Russell leads a big band on the first two albums, with John Coltrane and Bill Evans among the sidemen. The remaining five titles are by his sextet (and, in one case, a septet), which I rank alongside the quartets of Coltrane and Ornette Coleman, the Bill Evans-Scott LaFaro-Paul Motian trio and Charles Mingus’s Jazz Workshop among the most stimulating small groups of their era. As a composer, Russell took bebop in new and provocative directions: his tunes have strong outlines and interesting implications for improvisers. As a bandleader, he persuaded young musicians to produce their very best work: the trumpeters Al Kiger and Don Ellis, the trombonist David Baker and the saxophonists John Pierce, Dave Young and Paul Plummer are all outstanding on these sessions, with Eric Dolphy making an indelible mark as a guest on the Ezz-thetic date. The bassist Steve Swallow — before he took up the electric instrument — and the drummer Joe Hunt formed an alert and swinging rhythm section, one of the most effective of the time. And the startingly original 12-minute version of “You Are My Sunshine” on The Outer View, with Sheila Jordan taking the vocal, is a masterpiece by any standard.
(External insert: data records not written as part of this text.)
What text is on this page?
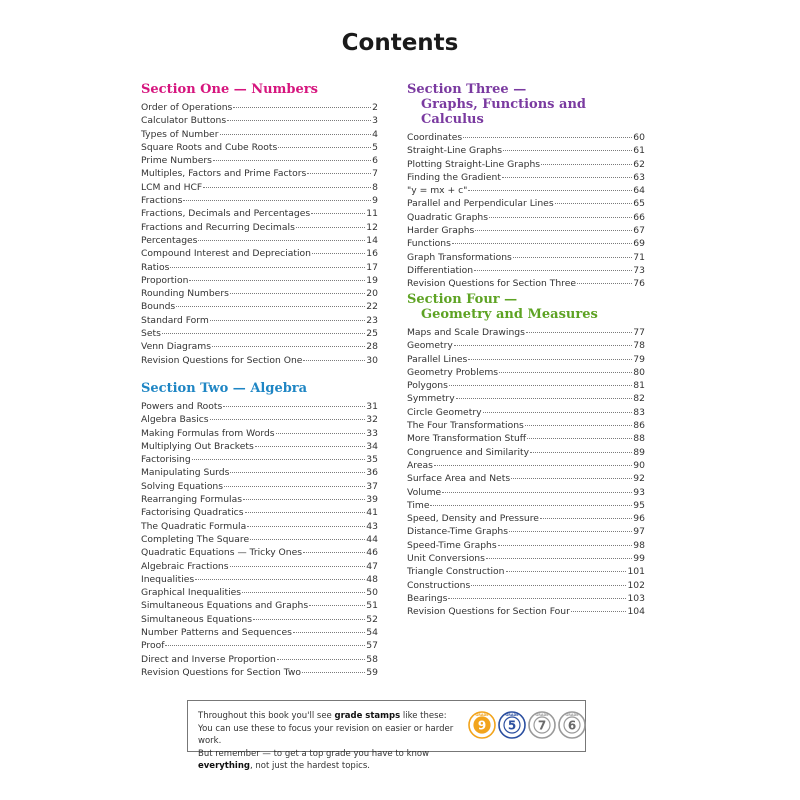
Contents
Section One — Numbers
Order of Operations	2
Calculator Buttons	3
Types of Number	4
Square Roots and Cube Roots	5
Prime Numbers	6
Multiples, Factors and Prime Factors	7
LCM and HCF	8
Fractions	9
Fractions, Decimals and Percentages	11
Fractions and Recurring Decimals	12
Percentages	14
Compound Interest and Depreciation	16
Ratios	17
Proportion	19
Rounding Numbers	20
Bounds	22
Standard Form	23
Sets	25
Venn Diagrams	28
Revision Questions for Section One	30
Section Two — Algebra
Powers and Roots	31
Algebra Basics	32
Making Formulas from Words	33
Multiplying Out Brackets	34
Factorising	35
Manipulating Surds	36
Solving Equations	37
Rearranging Formulas	39
Factorising Quadratics	41
The Quadratic Formula	43
Completing The Square	44
Quadratic Equations — Tricky Ones	46
Algebraic Fractions	47
Inequalities	48
Graphical Inequalities	50
Simultaneous Equations and Graphs	51
Simultaneous Equations	52
Number Patterns and Sequences	54
Proof	57
Direct and Inverse Proportion	58
Revision Questions for Section Two	59
Section Three —
Graphs, Functions and Calculus
Coordinates	60
Straight-Line Graphs	61
Plotting Straight-Line Graphs	62
Finding the Gradient	63
"y = mx + c"	64
Parallel and Perpendicular Lines	65
Quadratic Graphs	66
Harder Graphs	67
Functions	69
Graph Transformations	71
Differentiation	73
Revision Questions for Section Three	76
Section Four —
Geometry and Measures
Maps and Scale Drawings	77
Geometry	78
Parallel Lines	79
Geometry Problems	80
Polygons	81
Symmetry	82
Circle Geometry	83
The Four Transformations	86
More Transformation Stuff	88
Congruence and Similarity	89
Areas	90
Surface Area and Nets	92
Volume	93
Time	95
Speed, Density and Pressure	96
Distance-Time Graphs	97
Speed-Time Graphs	98
Unit Conversions	99
Triangle Construction	101
Constructions	102
Bearings	103
Revision Questions for Section Four	104
Throughout this book you'll see grade stamps like these:
You can use these to focus your revision on easier or harder work.
But remember — to get a top grade you have to know everything, not just the hardest topics.
9
GRADE
5
GRADE
7
GRADE
6
GRADE
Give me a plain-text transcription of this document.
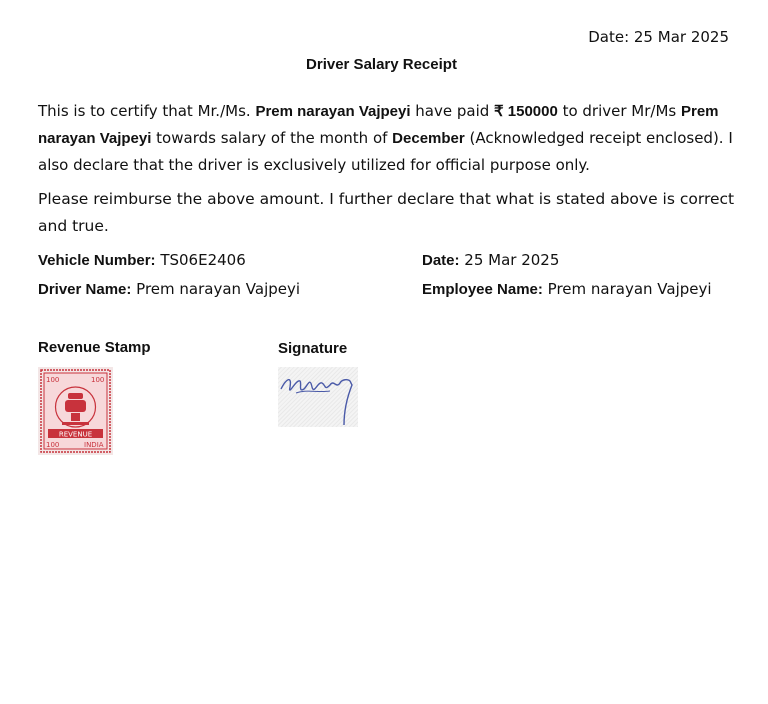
Date: 25 Mar 2025
Driver Salary Receipt
This is to certify that Mr./Ms. Prem narayan Vajpeyi have paid ₹ 150000 to driver Mr/Ms Prem narayan Vajpeyi towards salary of the month of December (Acknowledged receipt enclosed). I also declare that the driver is exclusively utilized for official purpose only.
Please reimburse the above amount. I further declare that what is stated above is correct and true.
Vehicle Number: TS06E2406	Date: 25 Mar 2025
Driver Name: Prem narayan Vajpeyi	Employee Name: Prem narayan Vajpeyi
Revenue Stamp	Signature
100	100
REVENUE
100	INDIA
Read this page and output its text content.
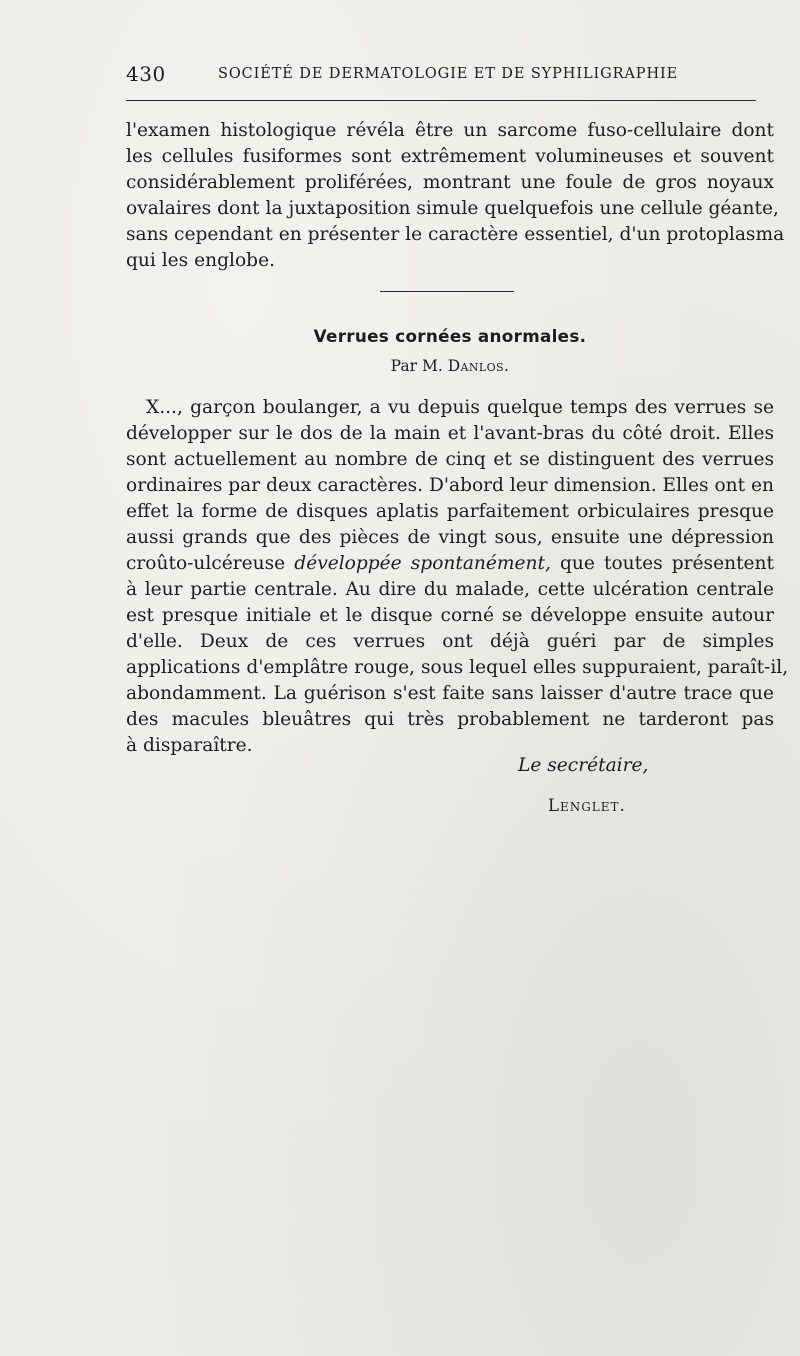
430	SOCIÉTÉ DE DERMATOLOGIE ET DE SYPHILIGRAPHIE
l'examen histologique révéla être un sarcome fuso-cellulaire dont
les cellules fusiformes sont extrêmement volumineuses et souvent
considérablement proliférées, montrant une foule de gros noyaux
ovalaires dont la juxtaposition simule quelquefois une cellule géante,
sans cependant en présenter le caractère essentiel, d'un protoplasma
qui les englobe.
Verrues cornées anormales.
Par M. Danlos.
X..., garçon boulanger, a vu depuis quelque temps des verrues se
développer sur le dos de la main et l'avant-bras du côté droit. Elles
sont actuellement au nombre de cinq et se distinguent des verrues
ordinaires par deux caractères. D'abord leur dimension. Elles ont en
effet la forme de disques aplatis parfaitement orbiculaires presque
aussi grands que des pièces de vingt sous, ensuite une dépression
croûto-ulcéreuse développée spontanément, que toutes présentent
à leur partie centrale. Au dire du malade, cette ulcération centrale
est presque initiale et le disque corné se développe ensuite autour
d'elle. Deux de ces verrues ont déjà guéri par de simples
applications d'emplâtre rouge, sous lequel elles suppuraient, paraît-il,
abondamment. La guérison s'est faite sans laisser d'autre trace que
des macules bleuâtres qui très probablement ne tarderont pas
à disparaître.
Le secrétaire,
Lenglet.
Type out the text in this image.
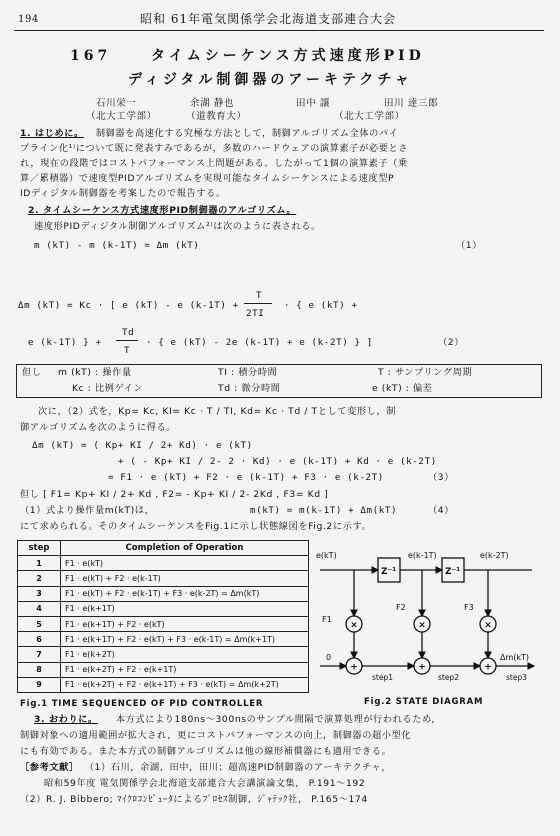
194	昭和 61年電気関係学会北海道支部連合大会
167	タイムシーケンス方式速度形PID
ディジタル制御器のアーキテクチャ
石川栄一	余湖 静也	田中 譲	田川 達三郎
（北大工学部）	（道教育大）	（北大工学部）
1. はじめに。 制御器を高速化する究極な方法として，制御アルゴリズム全体のパイ
プライン化¹⁾について既に発表すみであるが，多数のハードウェアの演算素子が必要とさ
れ，現在の段階ではコストパフォーマンス上問題がある。したがって1個の演算素子（乗
算／累積器）で速度型PIDアルゴリズムを実現可能なタイムシーケンスによる速度型P
IDディジタル制御器を考案したので報告する。
2. タイムシーケンス方式速度形PID制御器のアルゴリズム。
速度形PIDディジタル制御アルゴリズム²⁾は次のように表される。
m (kT) - m (k-1T) = Δm (kT)	（1）
Δm (kT) = Kc · [ e (kT) - e (k-1T) +
T
2TI
· { e (kT) +
e (k-1T) } +
Td
T
· { e (kT) - 2e (k-1T) + e (k-2T) } ]	（2）
但し m (kT) : 操作量	TI : 積分時間	T : サンプリング周期
Kc : 比例ゲイン	Td : 微分時間	e (kT) : 偏差
次に，（2）式を，Kp= Kc, KI= Kc · T / TI, Kd= Kc · Td / Tとして変形し，制
御アルゴリズムを次のように得る。
Δm (kT) = ( Kp+ KI / 2+ Kd) · e (kT)
+ ( - Kp+ KI / 2- 2 · Kd) · e (k-1T) + Kd · e (k-2T)
= F1 · e (kT) + F2 · e (k-1T) + F3 · e (k-2T)	（3）
但し [ F1= Kp+ KI / 2+ Kd , F2= - Kp+ KI / 2- 2Kd , F3= Kd ]
（1）式より操作量m(kT)は，	m(kT) = m(k-1T) + Δm(kT)	（4）
にて求められる。そのタイムシーケンスをFig.1に示し状態線図をFig.2に示す。
step	Completion of Operation
1	F1 · e(kT)
2	F1 · e(kT) + F2 · e(k-1T)
3	F1 · e(kT) + F2 · e(k-1T) + F3 · e(k-2T) = Δm(kT)
4	F1 · e(k+1T)
5	F1 · e(k+1T) + F2 · e(kT)
6	F1 · e(k+1T) + F2 · e(kT) + F3 · e(k-1T) = Δm(k+1T)
7	F1 · e(k+2T)
8	F1 · e(k+2T) + F2 · e(k+1T)
9	F1 · e(k+2T) + F2 · e(k+1T) + F3 · e(kT) = Δm(k+2T)
Fig.1 TIME SEQUENCED OF PID CONTROLLER
×	×	×
+	+	+
e(kT)	e(k-1T)	e(k-2T)
Z⁻¹	Z⁻¹
F1
F2	F3
0	Δm(kT)
step1	step2	step3
Fig.2 STATE DIAGRAM
3. おわりに。 本方式により180ns～300nsのサンプル間隔で演算処理が行われるため，
制御対象への適用範囲が拡大され，更にコストパフォーマンスの向上，制御器の超小型化
にも有効である。また本方式の制御アルゴリズムは他の線形補償器にも適用できる。
［参考文献］ （1）石川，余湖，田中，田川；超高速PID制御器のアーキテクチャ，
昭和59年度 電気関係学会北海道支部連合大会講演論文集， P.191～192
（2）R. J. Bibbero; ﾏｲｸﾛｺﾝﾋﾟｭｰﾀによるﾌﾟﾛｾｽ制御，ｼﾞｬﾃｯｸ社， P.165～174
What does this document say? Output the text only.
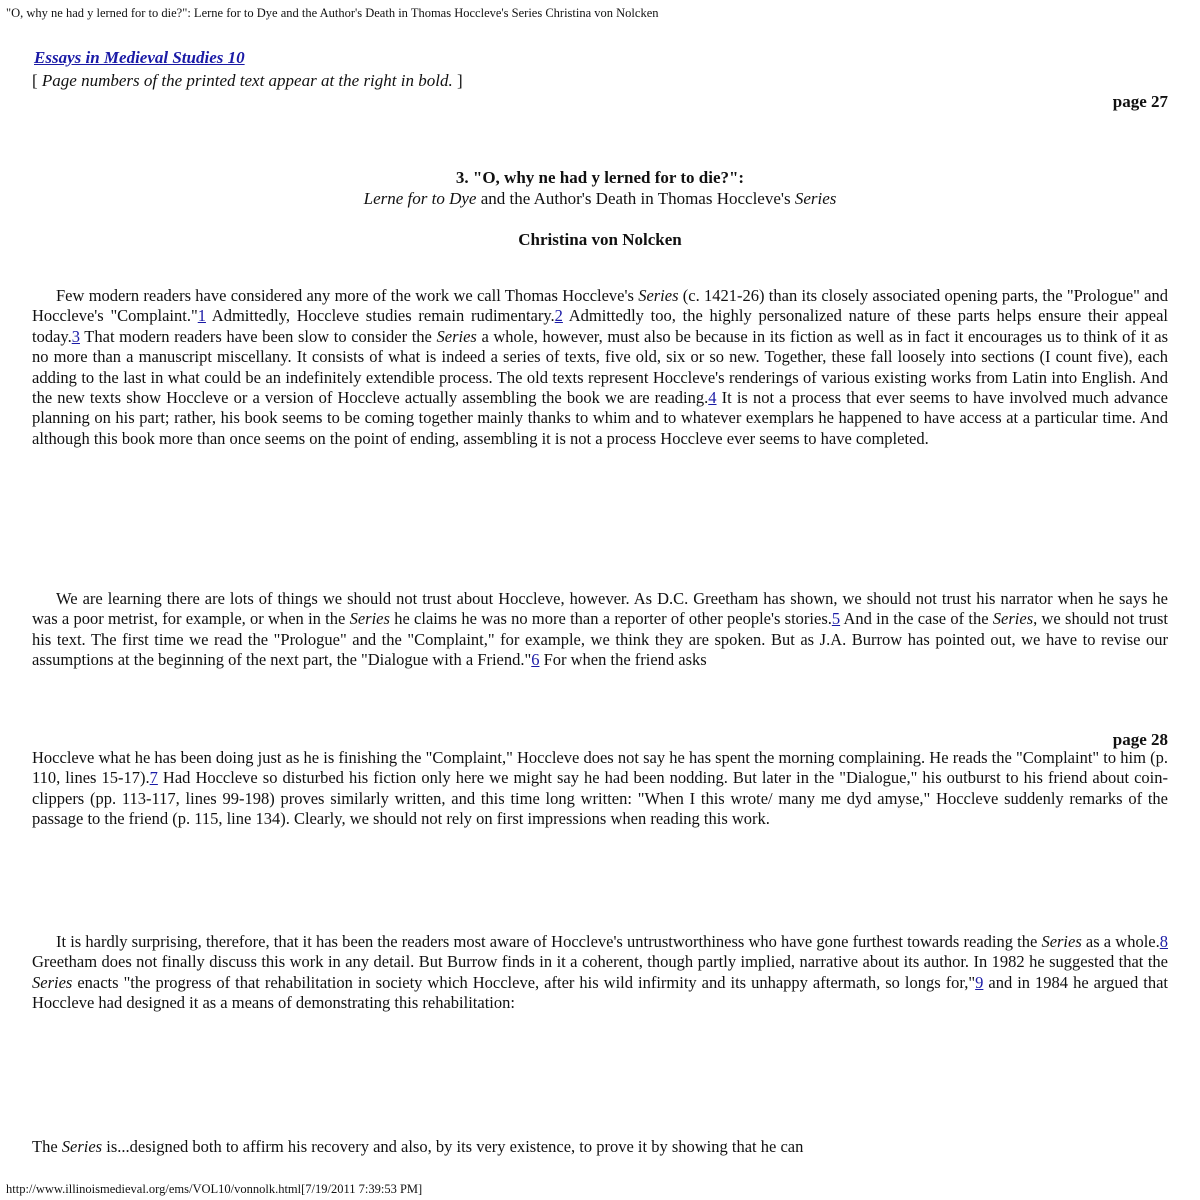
"O, why ne had y lerned for to die?": Lerne for to Dye and the Author's Death in Thomas Hoccleve's Series Christina von Nolcken
Essays in Medieval Studies 10
[ Page numbers of the printed text appear at the right in bold. ]
page 27
3. "O, why ne had y lerned for to die?":
Lerne for to Dye and the Author's Death in Thomas Hoccleve's Series
Christina von Nolcken

Few modern readers have considered any more of the work we call Thomas Hoccleve's Series (c. 1421-26) than its closely associated opening parts, the "Prologue" and Hoccleve's "Complaint."1 Admittedly, Hoccleve studies remain rudimentary.2 Admittedly too, the highly personalized nature of these parts helps ensure their appeal today.3 That modern readers have been slow to consider the Series a whole, however, must also be because in its fiction as well as in fact it encourages us to think of it as no more than a manuscript miscellany. It consists of what is indeed a series of texts, five old, six or so new. Together, these fall loosely into sections (I count five), each adding to the last in what could be an indefinitely extendible process. The old texts represent Hoccleve's renderings of various existing works from Latin into English. And the new texts show Hoccleve or a version of Hoccleve actually assembling the book we are reading.4 It is not a process that ever seems to have involved much advance planning on his part; rather, his book seems to be coming together mainly thanks to whim and to whatever exemplars he happened to have access at a particular time. And although this book more than once seems on the point of ending, assembling it is not a process Hoccleve ever seems to have completed.

We are learning there are lots of things we should not trust about Hoccleve, however. As D.C. Greetham has shown, we should not trust his narrator when he says he was a poor metrist, for example, or when in the Series he claims he was no more than a reporter of other people's stories.5 And in the case of the Series, we should not trust his text. The first time we read the "Prologue" and the "Complaint," for example, we think they are spoken. But as J.A. Burrow has pointed out, we have to revise our assumptions at the beginning of the next part, the "Dialogue with a Friend."6 For when the friend asks

page 28

Hoccleve what he has been doing just as he is finishing the "Complaint," Hoccleve does not say he has spent the morning complaining. He reads the "Complaint" to him (p. 110, lines 15-17).7 Had Hoccleve so disturbed his fiction only here we might say he had been nodding. But later in the "Dialogue," his outburst to his friend about coin-clippers (pp. 113-117, lines 99-198) proves similarly written, and this time long written: "When I this wrote/ many me dyd amyse," Hoccleve suddenly remarks of the passage to the friend (p. 115, line 134). Clearly, we should not rely on first impressions when reading this work.

It is hardly surprising, therefore, that it has been the readers most aware of Hoccleve's untrustworthiness who have gone furthest towards reading the Series as a whole.8 Greetham does not finally discuss this work in any detail. But Burrow finds in it a coherent, though partly implied, narrative about its author. In 1982 he suggested that the Series enacts "the progress of that rehabilitation in society which Hoccleve, after his wild infirmity and its unhappy aftermath, so longs for,"9 and in 1984 he argued that Hoccleve had designed it as a means of demonstrating this rehabilitation:

The Series is...designed both to affirm his recovery and also, by its very existence, to prove it by showing that he can

http://www.illinoismedieval.org/ems/VOL10/vonnolk.html[7/19/2011 7:39:53 PM]
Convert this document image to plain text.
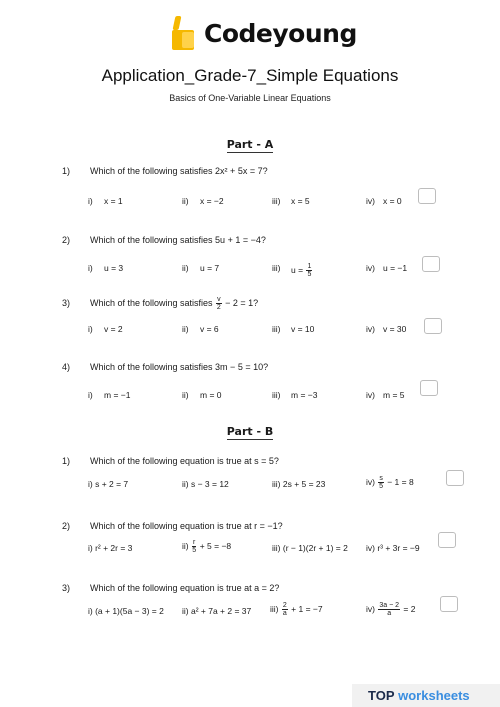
Codeyoung
Application_Grade-7_Simple Equations
Basics of One-Variable Linear Equations
Part - A
1) Which of the following satisfies 2x² + 5x = 7?
i) x = 1	ii) x = −2	iii) x = 5	iv) x = 0
2) Which of the following satisfies 5u + 1 = −4?
i) u = 3	ii) u = 7	iii) $u = \frac{1}{5}$	iv) u = −1
3) Which of the following satisfies $\frac{v}{2} - 2 = 1$?
i) v = 2	ii) v = 6	iii) v = 10	iv) v = 30
4) Which of the following satisfies 3m − 5 = 10?
i) m = −1	ii) m = 0	iii) m = −3	iv) m = 5
Part - B
1) Which of the following equation is true at s = 5?
i) s + 2 = 7	ii) s − 3 = 12	iii) 2s + 5 = 23	$iv) \frac{s}{5} - 1 = 8$
2) Which of the following equation is true at r = −1?
i) r² + 2r = 3	$ii) \frac{r}{5} + 5 = -8$	iii) (r − 1)(2r + 1) = 2 iv) r³ + 3r = −9
3) Which of the following equation is true at a = 2?
i) (a + 1)(5a − 3) = 2 ii) a² + 7a + 2 = 37 $iii) \frac{2}{a} + 1 = -7$	$iv) \frac{3a - 2}{a} = 2$
TOP worksheets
It’s nothing short of amazing to be able to acquire such stuff for so minimal an outlay, a real gift to listeners who might just be setting off into the foothills of this music, even though they won’t be getting the benefit of the full recording information (not even the composer credits), the excellent sleeve notes by such sympathetic critics as Joe Goldberg and Martin Williams, or the beautiful sleeves commissioned by Riverside’s Orrin Keepnews from the gifted designer Ken Deardoff. I just hope that those acquainting themselves with these albums for the first time, all at once, come to value them as much as we did when we saved up for the expensive imports on the Riverside or US Decca labels, our purchase of the individual LPs, spaced over a period of months and years, giving us the chance not just to keep pace with the personal evolution of an outstanding musician but to absorb, memorise and cherish every single note.